Heady times for Packers
Published 6:24 pm Tuesday, June 29, 2021
What’s better than a state championship in athletics? Two of them.
Four months after Coach Theotis Porter’s squad won Smithfield High School’s first-ever state championship in boys basketball, Coach Jason Henderson’s boys soccer team last week notched a state title of its own. It’s the first time in SHS’ 115-year history that the school has claimed a state championship in a team sport, much less two in the same academic year.
It’s no wonder Principal Bryan Thrift was feeling a little giddy last Wednesday night amid a throng of celebrating players, coaches and fans.
“You’ve got to admit, right, the best part about tonight was having the fans in the stands to cheer the kids on,” Thrift told the Times’ Titus Mohler. “I’m getting chill bumps right now talking about it. This is really what high school athletics is about. It’s a community experience.”

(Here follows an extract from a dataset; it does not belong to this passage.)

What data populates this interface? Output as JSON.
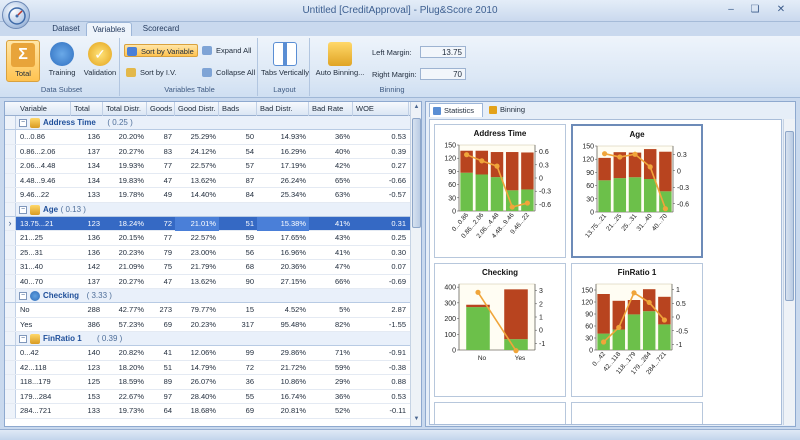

A rare upside of the COVID-19 pandemic is that the Packers got to play the Virginia High School League Class 4 title game at home in front of more than 1,000 fans. Typically, state championships are played at neutral sites, but this year the higher-seeded team was declared the host.
And, boy, did the Smithfield community respond.
Some 1,250 total tickets were sold — more than were sold at any other championship semifinal or final across the state, according to SHS Athletic Director Matthew Moore.
Henderson, who has coached many of this year’s seniors since they were 10 years old, struggled for the appropriate words to describe the elation but summed it up well as “a big, big moment in Smithfield High School history.”
There’ve been a couple of those in 2021.
In February, the boys basketball team had to travel to Winchester to claim their state title. Not many Packer fans were able to make that four-hour trip, but when the team bus, escorted by Isle of Wight County Sheriff James Clarke, arrived back on campus, the Packers were greeted by 100-plus fans who were honking horns and cheering.
“This was the welcome home you would expect from such a great community,” Thrift said at the time, not knowing that the school would make sports history again a few months later.